Dr. Pal worries that the label of PCOS leaves it in the laps of ob.gyns. whereas, “if it was called something else, everybody would be involved in being vigilant and managing those patients.” She frequently reiterated that the label of PCOS is less important than ensuring clinicians treat the symptoms that most bother the patient.

And even if kisspeptin does play a causal role in PCOS for some patients, it’s only a subset of individuals with PCOS who would benefit from therapies developed to target it. Given the complexity of the syndrome and its many manifestations, a “galaxy of pathways” are involved in different potential subtypes of the condition. “You can’t treat PCOS as one entity,” Dr. Pal said.

Still, Dr. Hudson is optimistic that the research into potential neuroendocrine contributions to PCOS will yield therapies that go beyond just managing symptoms.

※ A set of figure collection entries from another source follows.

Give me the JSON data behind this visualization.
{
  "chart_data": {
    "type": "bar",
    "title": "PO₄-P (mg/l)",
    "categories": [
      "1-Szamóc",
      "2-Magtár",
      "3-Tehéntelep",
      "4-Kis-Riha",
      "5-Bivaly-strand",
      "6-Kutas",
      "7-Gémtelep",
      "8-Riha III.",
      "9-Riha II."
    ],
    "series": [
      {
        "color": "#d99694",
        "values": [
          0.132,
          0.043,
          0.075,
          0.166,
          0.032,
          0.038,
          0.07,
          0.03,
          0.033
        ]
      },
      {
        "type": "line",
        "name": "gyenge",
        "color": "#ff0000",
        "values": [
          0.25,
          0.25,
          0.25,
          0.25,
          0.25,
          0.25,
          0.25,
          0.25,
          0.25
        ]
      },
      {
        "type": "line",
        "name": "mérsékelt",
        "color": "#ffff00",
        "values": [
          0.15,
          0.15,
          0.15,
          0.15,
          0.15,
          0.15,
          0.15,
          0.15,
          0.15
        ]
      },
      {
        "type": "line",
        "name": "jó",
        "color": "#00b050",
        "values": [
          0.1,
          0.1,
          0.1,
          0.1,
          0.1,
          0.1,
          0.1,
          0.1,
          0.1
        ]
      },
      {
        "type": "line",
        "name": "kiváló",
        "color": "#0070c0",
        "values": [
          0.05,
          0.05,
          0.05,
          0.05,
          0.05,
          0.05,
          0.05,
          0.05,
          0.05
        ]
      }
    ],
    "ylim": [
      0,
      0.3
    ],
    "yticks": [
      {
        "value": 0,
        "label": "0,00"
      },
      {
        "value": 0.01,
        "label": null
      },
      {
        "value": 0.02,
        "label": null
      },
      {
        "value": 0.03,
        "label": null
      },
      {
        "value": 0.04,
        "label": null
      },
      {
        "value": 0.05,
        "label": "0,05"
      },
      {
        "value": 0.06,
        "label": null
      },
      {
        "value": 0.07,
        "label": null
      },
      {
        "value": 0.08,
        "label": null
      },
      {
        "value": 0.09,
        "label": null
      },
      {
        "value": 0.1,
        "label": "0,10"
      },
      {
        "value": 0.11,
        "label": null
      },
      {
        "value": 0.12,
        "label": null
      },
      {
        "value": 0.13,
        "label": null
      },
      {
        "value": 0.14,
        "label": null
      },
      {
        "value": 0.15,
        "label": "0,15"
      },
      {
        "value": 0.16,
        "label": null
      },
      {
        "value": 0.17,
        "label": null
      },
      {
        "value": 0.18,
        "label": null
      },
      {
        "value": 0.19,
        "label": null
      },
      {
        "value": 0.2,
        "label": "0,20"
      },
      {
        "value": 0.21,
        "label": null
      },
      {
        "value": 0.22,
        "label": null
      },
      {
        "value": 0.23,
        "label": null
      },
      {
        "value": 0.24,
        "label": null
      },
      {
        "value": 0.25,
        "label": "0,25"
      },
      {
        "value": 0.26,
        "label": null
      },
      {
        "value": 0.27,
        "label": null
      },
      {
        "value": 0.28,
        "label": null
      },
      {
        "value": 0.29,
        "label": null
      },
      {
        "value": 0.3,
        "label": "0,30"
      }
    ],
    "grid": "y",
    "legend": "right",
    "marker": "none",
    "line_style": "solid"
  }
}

“There aren’t a lot of treatments available yet, but there may be some on the horizon,” Dr. Hudson said. “We’re still in this very primitive stage in terms of therapeutics, where we’re only addressing specific symptoms, and we haven’t been able to really address the underlying cause because we haven’t understood it as well and because we don’t have therapies that can target it,” Dr. Hudson said. “But once there are therapies developed that will target some of these central mechanisms, I think it will change completely the approach to treating PCOS for patients.”

This story was updated on Sept. 6, 2022.